Scenario: I'm copying data from Azure Table Storage to an Azure SQL DB using an upsert stored procedure like this:
CREATE PROCEDURE [dbo].[upsertCustomer] @customerTransaction dbo.CustomerTransaction READONLY
AS
BEGIN
MERGE customerTransactionstable WITH (HOLDLOCK) AS target_sqldb
USING @customerTransaction AS source_tblstg
ON (target_sqldb.customerReferenceId = source_tblstg.customerReferenceId AND
target_sqldb.Timestamp = source_tblstg.Timestamp)
WHEN MATCHED THEN
UPDATE SET
AccountId = source_tblstg.AccountId,
TransactionId = source_tblstg.TransactionId,
CustomerName = source_tblstg.CustomerName
WHEN NOT MATCHED THEN
INSERT (
AccountId,
TransactionId,
CustomerName,
CustomerReferenceId,
Timestamp
)
VALUES (
source_tblstg.AccountId,
source_tblstg.TransactionId,
source_tblstg.CustomerName,
source_tblstg.CustomerReferenceId,
source_tblstg.Timestamp
);
END
GO
where customerReferenceId & Timestamp constitute the composite key for the CustomerTransactionstable
However, when I update the rows in my source(Azure table) and rerun the Azure data factory, I see this error:
"ErrorCode=FailedDbOperation,'Type=Microsoft.DataTransfer.Common.Shared.HybridDeliveryException,Message=A database operation failed with the following error: 'Violation of PRIMARY KEY constraint 'PK_CustomerTransactionstable'. Cannot insert duplicate key in object 'dbo.CustomerTransactionstable'. The duplicate key value is (Dec 31 1990 12:49AM, ABCDEFGHIGK).\r\nThe statement has been terminated.',Source=.Net SqlClient Data Provider,SqlErrorNumber=2627,Class=14,ErrorCode=-2146232060,State=1,Errors=[{Class=14,Number=2627,State=1,Message=Violation of PRIMARY KEY constraint 'PK_CustomerTransactionstable'"
Now, I have verified that there's only one row in both the source and sink with a matching primary key, the only difference is that some columns in my source row have been updated.
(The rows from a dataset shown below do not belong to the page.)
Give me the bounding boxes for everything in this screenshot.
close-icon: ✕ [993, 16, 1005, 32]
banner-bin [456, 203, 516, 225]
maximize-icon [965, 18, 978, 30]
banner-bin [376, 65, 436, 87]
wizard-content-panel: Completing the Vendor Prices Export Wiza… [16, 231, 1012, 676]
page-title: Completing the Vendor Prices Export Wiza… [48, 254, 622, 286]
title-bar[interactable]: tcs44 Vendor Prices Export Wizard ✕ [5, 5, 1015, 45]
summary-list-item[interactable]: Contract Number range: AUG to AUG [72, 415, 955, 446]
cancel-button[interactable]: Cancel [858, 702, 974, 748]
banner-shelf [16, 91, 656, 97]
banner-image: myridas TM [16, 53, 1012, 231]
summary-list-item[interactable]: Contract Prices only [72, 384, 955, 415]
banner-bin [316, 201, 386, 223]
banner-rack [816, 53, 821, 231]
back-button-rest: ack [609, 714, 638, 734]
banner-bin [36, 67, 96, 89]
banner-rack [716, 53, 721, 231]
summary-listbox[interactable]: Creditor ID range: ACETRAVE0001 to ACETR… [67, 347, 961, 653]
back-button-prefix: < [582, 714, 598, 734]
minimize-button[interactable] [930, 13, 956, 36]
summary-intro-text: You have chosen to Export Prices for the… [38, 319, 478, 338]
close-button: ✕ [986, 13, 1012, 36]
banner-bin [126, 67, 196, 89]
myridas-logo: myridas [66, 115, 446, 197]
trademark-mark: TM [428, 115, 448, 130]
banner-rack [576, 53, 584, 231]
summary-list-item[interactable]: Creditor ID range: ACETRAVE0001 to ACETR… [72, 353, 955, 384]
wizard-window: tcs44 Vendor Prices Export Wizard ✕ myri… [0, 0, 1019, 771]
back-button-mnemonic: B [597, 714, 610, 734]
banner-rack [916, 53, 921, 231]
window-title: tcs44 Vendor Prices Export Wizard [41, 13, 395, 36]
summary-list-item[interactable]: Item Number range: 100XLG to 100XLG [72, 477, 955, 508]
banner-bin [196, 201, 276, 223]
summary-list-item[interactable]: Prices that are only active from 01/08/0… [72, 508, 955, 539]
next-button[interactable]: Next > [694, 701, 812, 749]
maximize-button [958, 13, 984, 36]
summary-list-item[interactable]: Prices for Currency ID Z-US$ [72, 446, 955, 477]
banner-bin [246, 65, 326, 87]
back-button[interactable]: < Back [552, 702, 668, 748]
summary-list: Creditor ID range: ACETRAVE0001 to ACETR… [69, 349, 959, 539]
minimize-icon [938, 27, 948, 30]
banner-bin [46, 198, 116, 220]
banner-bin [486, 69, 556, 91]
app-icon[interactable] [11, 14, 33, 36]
This link in the Azure documentation speaks about the repeatable copying, however I don't want to delete rows for a time range from my destination before inserting any data nor do I have the ability to add a new sliceIdentifierColumn to my existing table or any schema change.
Questions:
- Is there something wrong with my upsert logic? If yes, is there a better way to do upsert to Azure SQL DBs?
- If I choose to use a SQL cleanup script, is there a way to delete only those rows from my Sink that match my primary key?
Edit:
This has now been resolved.
Solution:
The primary key violation will only occur if it's trying to insert a record which already has a matching primary key. In my case there although there was just one record in the sink, the condition on which the merge was being done wasn't getting satisfied due to mismatch between datetime and datetimeoffset fields.